On May 7, 2014, at 5:38 PM, Rik Cabanier <caban...@gmail.com> wrote:

> 
> 
> 
> On Wed, May 7, 2014 at 5:07 PM, Benjamin Poulain <benja...@webkit.org> wrote:
> On 5/7/14, 4:13 PM, Benjamin Poulain wrote:
> On 5/7/14, 3:52 PM, Filip Pizlo wrote:
> Exactly. Ben, Oliver, and others have made arguments against web
> workers. Rik is not proposing web workers.  We already support them. The
> point is to give API to let developers opt into behaving nicely if they
> are already using web workers.
> 
> I have nothing against Web Workers. They are useful to dispatch
> background tasks.
> 
> They are basically the Web equivalent dispatch_async() of GCD, which is
> already a very useful tool.
> 
> What you are suggesting is useful for making Web Workers the tool to do
> high performance multi-thread computation.
> I don't think Web Workers are a great tool for that job at the moment.
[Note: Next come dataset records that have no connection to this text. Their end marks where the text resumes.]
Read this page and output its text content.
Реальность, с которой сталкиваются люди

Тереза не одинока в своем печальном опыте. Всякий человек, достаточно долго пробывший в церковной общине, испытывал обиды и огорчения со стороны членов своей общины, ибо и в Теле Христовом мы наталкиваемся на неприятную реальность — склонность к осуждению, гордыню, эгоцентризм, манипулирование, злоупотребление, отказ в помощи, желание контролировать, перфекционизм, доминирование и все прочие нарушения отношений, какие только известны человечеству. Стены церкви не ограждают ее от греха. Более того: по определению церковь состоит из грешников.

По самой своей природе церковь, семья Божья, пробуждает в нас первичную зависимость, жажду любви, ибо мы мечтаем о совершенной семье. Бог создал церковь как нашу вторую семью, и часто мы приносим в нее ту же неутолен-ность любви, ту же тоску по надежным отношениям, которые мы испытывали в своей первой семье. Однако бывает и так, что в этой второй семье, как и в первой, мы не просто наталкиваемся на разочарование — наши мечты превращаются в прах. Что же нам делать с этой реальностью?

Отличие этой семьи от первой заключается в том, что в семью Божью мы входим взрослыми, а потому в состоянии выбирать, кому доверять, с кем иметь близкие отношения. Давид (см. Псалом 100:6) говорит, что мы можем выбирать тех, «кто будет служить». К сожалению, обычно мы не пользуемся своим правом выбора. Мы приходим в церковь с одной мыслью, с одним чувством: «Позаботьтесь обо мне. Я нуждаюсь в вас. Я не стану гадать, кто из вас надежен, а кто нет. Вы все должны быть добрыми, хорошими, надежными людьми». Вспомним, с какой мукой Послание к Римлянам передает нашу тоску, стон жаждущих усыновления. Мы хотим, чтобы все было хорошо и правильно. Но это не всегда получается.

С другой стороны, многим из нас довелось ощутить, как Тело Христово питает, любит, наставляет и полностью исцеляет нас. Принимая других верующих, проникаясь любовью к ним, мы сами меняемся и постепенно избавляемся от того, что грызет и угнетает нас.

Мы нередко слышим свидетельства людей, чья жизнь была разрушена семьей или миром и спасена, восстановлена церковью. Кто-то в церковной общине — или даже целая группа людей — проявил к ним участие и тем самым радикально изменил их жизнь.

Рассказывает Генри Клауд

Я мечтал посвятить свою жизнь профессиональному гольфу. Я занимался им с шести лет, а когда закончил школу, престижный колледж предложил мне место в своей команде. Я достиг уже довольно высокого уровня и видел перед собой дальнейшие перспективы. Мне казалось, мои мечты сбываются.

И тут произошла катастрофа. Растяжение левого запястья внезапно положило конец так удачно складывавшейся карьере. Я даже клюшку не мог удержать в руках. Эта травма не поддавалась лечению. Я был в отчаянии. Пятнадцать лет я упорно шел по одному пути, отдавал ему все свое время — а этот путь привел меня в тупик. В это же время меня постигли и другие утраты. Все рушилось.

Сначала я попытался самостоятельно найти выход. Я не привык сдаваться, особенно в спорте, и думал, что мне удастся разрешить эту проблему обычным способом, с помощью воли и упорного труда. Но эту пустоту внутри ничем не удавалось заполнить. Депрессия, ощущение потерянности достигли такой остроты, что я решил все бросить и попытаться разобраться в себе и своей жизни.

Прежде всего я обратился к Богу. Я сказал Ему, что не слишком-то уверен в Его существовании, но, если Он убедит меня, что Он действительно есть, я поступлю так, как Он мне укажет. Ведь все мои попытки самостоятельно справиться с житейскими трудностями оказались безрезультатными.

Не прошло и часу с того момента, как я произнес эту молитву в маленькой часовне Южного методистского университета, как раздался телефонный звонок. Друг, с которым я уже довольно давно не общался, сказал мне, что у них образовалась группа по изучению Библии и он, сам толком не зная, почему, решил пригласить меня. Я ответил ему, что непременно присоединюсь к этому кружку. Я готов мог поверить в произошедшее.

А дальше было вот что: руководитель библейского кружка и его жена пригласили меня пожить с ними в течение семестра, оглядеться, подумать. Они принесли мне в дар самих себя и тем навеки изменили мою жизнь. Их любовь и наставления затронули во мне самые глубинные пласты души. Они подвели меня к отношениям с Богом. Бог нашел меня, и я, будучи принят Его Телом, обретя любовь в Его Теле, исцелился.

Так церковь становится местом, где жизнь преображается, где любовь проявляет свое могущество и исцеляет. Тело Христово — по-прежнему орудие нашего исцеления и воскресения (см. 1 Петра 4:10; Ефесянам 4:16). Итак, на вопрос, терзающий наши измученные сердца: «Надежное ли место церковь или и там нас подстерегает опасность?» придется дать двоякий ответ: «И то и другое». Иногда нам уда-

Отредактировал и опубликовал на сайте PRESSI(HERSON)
I
> would prefer something along TBB, GCD or something like that.
> 
> 
> For high performance computation, I think a more useful API would be
> something like TBB parallel_for with automatic chunking.
> It is actually had to do faster than that with the number of cores
> unless you know your task very very well.
> 
> It would be a little more work for us, but a huge convenience for the
> users of Web Workers.
> 
> After chatting with Filip, it seems such a model is unlikely to happen 
> anytime soon for JavaScript.
> 
> In the absence of any tasks/kernels model, I am in favor of exposing a "good 
> number of thread" API. It is definitely better than nothing.
> 
> Do we know what this number would be? My guess would be the number of cores 
> for "regular" systems...

Define “regular” systems:  As Ryosuke mentioned, for systems that run on 
battery power (read: a vast majority of systems), keeping cores asleep to 
preserve battery life is often preferable to the user instead of waking up all 
available hardware and building up heat.

Also, what type of cores?  Physical cores, or logical cores?

> Boris Zbarsky indicated that Firefox figures out how many workers should run 
> concurrently. Maybe we can reuse that algorithm?

I think it’s definitely worth looking in to.